Learn the industry before you apply by connecting with those already working in it: Folks working in the field of humanitarian response or development can offer targeted, insightful advice that will be invaluable and also allow you to network when do you eventually submit an application. Some advice on reaching out;
Start with your immediate circle – ask friends if they know anyone working in the field and ask to be connected. I suggest starting with your ‘inner circle’ first because you will make missteps and your inexperience in the field will be obvious in your first few conversations. If you can frame yourself as ‘green’ and seek their advice on a) where your skills could be valuable, b) what spaces in this field you might fit in and c) any advice they have to make you more competitive when you reach out to others.
Reach out on LinkedIn or through networking – Find out who the people are in the areas you want to work in, and request that they share their experience in the field. Frame the conversation as you seeking their expertise and come prepared with questions to learn, not with a sales pitch to show why you’re a great candidate. People are generally quite responsive--even cold turkey--on LinkedIn so give it a shot. Have a clear “ask” (i.e. to learn how you got into the field and get your perspective on how a mid-career professional might transition), ask for a limited time (less than 30 minutes) and come prepared by knowing about them and their work.
Use common courtesies – If you do chat with people to get advice, remember to reply to their emails quickly (people often have short windows where they can connect and then things get busy and they get unresponsive), keep your emails very brief (and without a lot of language about yourself, until asked), and send a thank you follow-up email always within 24-48 hours.

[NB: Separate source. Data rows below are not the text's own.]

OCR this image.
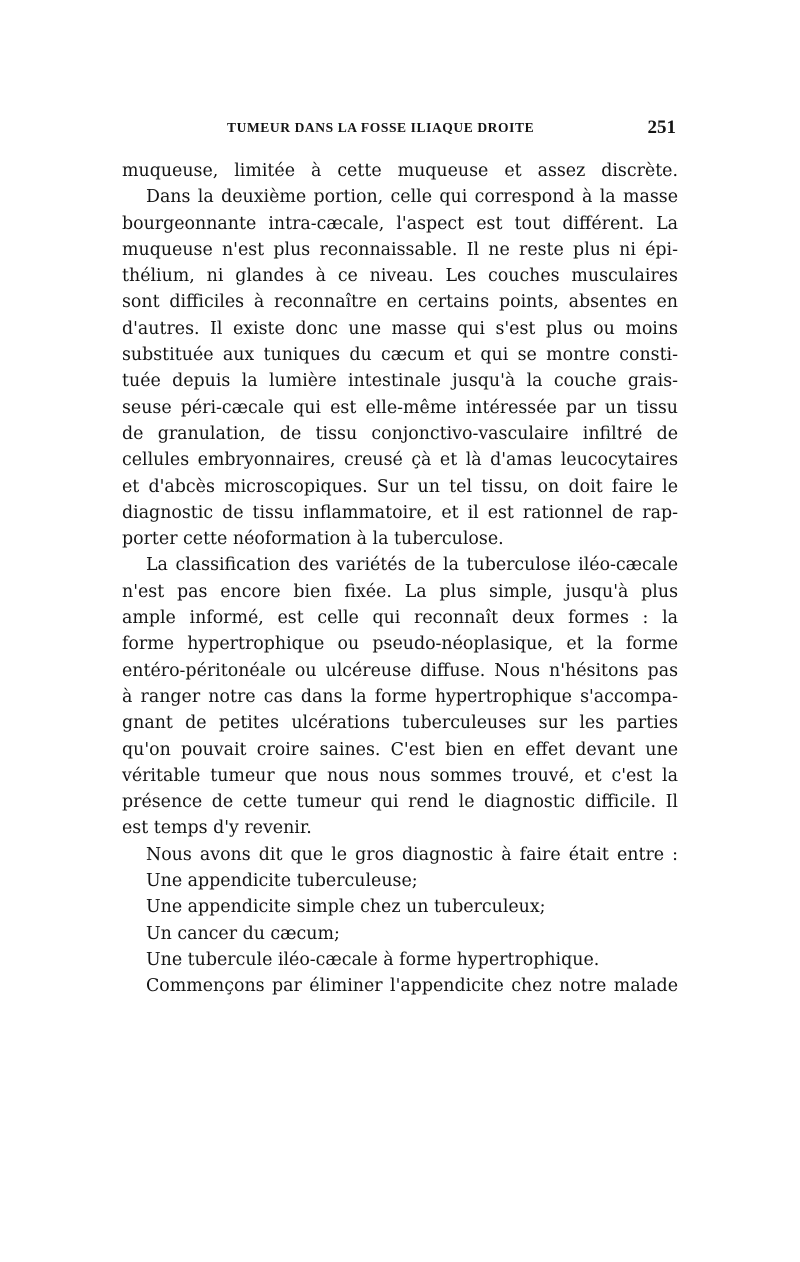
TUMEUR DANS LA FOSSE ILIAQUE DROITE	251
muqueuse, limitée à cette muqueuse et assez discrète.
Dans la deuxième portion, celle qui correspond à la masse
bourgeonnante intra-cæcale, l'aspect est tout différent. La
muqueuse n'est plus reconnaissable. Il ne reste plus ni épi-
thélium, ni glandes à ce niveau. Les couches musculaires
sont difficiles à reconnaître en certains points, absentes en
d'autres. Il existe donc une masse qui s'est plus ou moins
substituée aux tuniques du cæcum et qui se montre consti-
tuée depuis la lumière intestinale jusqu'à la couche grais-
seuse péri-cæcale qui est elle-même intéressée par un tissu
de granulation, de tissu conjonctivo-vasculaire infiltré de
cellules embryonnaires, creusé çà et là d'amas leucocytaires
et d'abcès microscopiques. Sur un tel tissu, on doit faire le
diagnostic de tissu inflammatoire, et il est rationnel de rap-
porter cette néoformation à la tuberculose.
La classification des variétés de la tuberculose iléo-cæcale
n'est pas encore bien fixée. La plus simple, jusqu'à plus
ample informé, est celle qui reconnaît deux formes : la
forme hypertrophique ou pseudo-néoplasique, et la forme
entéro-péritonéale ou ulcéreuse diffuse. Nous n'hésitons pas
à ranger notre cas dans la forme hypertrophique s'accompa-
gnant de petites ulcérations tuberculeuses sur les parties
qu'on pouvait croire saines. C'est bien en effet devant une
véritable tumeur que nous nous sommes trouvé, et c'est la
présence de cette tumeur qui rend le diagnostic difficile. Il
est temps d'y revenir.
Nous avons dit que le gros diagnostic à faire était entre :
Une appendicite tuberculeuse;
Une appendicite simple chez un tuberculeux;
Un cancer du cæcum;
Une tubercule iléo-cæcale à forme hypertrophique.
Commençons par éliminer l'appendicite chez notre malade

Get experience before you transition fully into the field by volunteering in your home community: Generally as people think to make big switches, they forget that they can also be engaged in international development or humanitarian work in their home communities and this counts, a lot! People can volunteer by working with refugee communities, under-resourced communities, international advocacy, or local poverty alleviation work -- even volunteering in the COVID response. This can be done on the weekends or while people are still working in their previous roles – it both helps build important experience and allows you to better understand where your strengths may lie.